After the Mount St. Helens volcanic eruption in 1980 huckleberries were one of the few plant species to survive and have continued to flourish on the volcano’s slopes ever since.
When ripe, huckleberries are about one-quarter of an inch in diameter and closely resemble blueberries. High in vitamin C, iron and potassium, the huckleberry has a similar taste to that of the blueberry but has a more intense and tart flavor. Its skin is thicker than a blueberry’s and its seeds are larger and more bitter.
Huckleberries are a top food source for black and grizzly bears, as well as deer, rodents, birds, and insects. During late summer and early fall, huckleberries can comprise nearly ⅓ of a bear’s diet as it prepares for hibernation.
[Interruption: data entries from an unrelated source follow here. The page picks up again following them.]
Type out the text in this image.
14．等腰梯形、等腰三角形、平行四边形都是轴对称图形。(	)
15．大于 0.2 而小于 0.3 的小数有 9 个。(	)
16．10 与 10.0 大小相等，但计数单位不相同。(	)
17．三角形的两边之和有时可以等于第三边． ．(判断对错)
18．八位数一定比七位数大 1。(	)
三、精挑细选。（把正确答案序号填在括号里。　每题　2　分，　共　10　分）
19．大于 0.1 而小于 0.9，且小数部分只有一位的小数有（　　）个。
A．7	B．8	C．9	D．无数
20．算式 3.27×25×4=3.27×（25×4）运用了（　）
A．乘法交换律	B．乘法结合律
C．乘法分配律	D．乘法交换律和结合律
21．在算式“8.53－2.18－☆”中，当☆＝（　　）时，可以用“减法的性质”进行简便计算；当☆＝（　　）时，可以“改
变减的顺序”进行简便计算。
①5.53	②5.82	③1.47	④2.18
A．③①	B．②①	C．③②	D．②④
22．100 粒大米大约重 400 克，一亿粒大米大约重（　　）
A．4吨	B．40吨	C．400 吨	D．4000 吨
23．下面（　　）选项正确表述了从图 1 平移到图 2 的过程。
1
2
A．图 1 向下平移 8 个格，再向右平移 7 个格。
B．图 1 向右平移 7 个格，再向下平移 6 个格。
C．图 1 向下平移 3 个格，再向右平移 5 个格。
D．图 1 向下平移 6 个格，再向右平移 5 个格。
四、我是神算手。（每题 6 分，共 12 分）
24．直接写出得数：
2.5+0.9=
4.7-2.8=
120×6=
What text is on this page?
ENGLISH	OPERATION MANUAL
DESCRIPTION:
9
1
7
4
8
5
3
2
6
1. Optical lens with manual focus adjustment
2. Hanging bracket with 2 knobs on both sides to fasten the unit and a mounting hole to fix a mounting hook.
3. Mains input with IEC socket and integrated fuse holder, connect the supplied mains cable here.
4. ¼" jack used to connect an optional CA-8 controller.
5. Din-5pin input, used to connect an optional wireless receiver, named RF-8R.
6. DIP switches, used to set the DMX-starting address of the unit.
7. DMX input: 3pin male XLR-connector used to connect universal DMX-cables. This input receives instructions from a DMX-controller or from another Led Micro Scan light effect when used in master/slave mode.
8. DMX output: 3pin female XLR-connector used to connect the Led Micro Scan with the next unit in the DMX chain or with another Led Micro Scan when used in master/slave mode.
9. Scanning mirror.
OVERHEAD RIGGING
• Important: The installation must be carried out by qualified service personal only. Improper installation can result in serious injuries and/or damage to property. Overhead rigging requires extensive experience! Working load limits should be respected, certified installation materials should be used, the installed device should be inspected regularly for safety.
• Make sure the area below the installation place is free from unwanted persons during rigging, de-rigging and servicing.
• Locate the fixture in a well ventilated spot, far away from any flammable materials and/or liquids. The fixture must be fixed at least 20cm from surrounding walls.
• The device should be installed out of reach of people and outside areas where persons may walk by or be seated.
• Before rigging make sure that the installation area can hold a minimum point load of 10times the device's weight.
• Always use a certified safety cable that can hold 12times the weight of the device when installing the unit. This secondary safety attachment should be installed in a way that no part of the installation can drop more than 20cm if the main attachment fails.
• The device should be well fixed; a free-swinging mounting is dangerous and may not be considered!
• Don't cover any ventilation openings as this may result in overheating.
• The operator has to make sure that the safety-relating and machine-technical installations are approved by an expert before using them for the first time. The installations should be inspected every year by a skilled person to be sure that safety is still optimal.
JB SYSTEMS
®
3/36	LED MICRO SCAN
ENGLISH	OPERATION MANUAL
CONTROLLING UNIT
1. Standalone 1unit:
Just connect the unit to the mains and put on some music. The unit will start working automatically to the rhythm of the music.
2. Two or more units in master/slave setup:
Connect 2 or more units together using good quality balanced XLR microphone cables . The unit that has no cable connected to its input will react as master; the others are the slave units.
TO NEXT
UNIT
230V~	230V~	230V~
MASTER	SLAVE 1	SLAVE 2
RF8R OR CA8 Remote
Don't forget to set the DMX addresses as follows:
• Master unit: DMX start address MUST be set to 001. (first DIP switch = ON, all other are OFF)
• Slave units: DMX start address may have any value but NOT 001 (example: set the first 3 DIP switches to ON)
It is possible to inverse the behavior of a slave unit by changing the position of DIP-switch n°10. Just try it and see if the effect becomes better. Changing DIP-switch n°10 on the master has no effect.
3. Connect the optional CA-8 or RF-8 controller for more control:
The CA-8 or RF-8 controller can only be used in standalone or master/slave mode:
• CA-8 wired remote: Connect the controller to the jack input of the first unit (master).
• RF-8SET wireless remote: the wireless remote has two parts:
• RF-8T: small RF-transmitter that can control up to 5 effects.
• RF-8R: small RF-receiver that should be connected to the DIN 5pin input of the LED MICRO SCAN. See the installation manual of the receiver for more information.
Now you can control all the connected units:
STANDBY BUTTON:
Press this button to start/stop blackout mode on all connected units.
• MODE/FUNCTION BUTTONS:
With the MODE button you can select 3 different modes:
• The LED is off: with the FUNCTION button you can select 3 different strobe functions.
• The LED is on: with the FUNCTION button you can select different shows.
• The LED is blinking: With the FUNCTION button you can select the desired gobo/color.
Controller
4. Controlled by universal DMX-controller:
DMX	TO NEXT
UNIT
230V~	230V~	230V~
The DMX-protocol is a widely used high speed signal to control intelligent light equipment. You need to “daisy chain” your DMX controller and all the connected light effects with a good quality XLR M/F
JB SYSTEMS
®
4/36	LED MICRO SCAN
Northwestern tribes also relied heavily on the huckleberry for sustenance. They built huckleberry harvesting combs made from wood or salmon backbones to strip the berries off of the bushes. The berries were eaten fresh or dried in the sun. Huckleberries were also smoked and mashed into cakes and then wrapped in leaves for storage.
In 1805, famed explorer, Captain Meriwether Lewis, described how members of the Shoshone Tribe near the Rocky Mountains favored dried cakes of huckleberries. Lewis did not find the cakes filling and directed one of his expedition members to mix equal parts of flour and huckleberries into a pudding. This mixture was served as breakfast and shared with the Shoshone chief who “declared it the best thing he had tasted in a long time.”
Part of the huckleberry’s allure is you can’t find them at your local market. The plant has successfully defied attempts at commercial farming so most huckleberry connoisseurs have to get outside in the Pacific Northwest and go foraging in the forests.
Popular, and sometimes restricted, huckleberry picking areas can be found while traipsing through the Mt. Hood, Salmon-Challis, Bitteroot, Lolo, and Flathead National Forests. Certain huckleberry picking locations in national forests are reserved for tribal use so ALWAYS check with U.S. National Forest Service to see if you need a permit.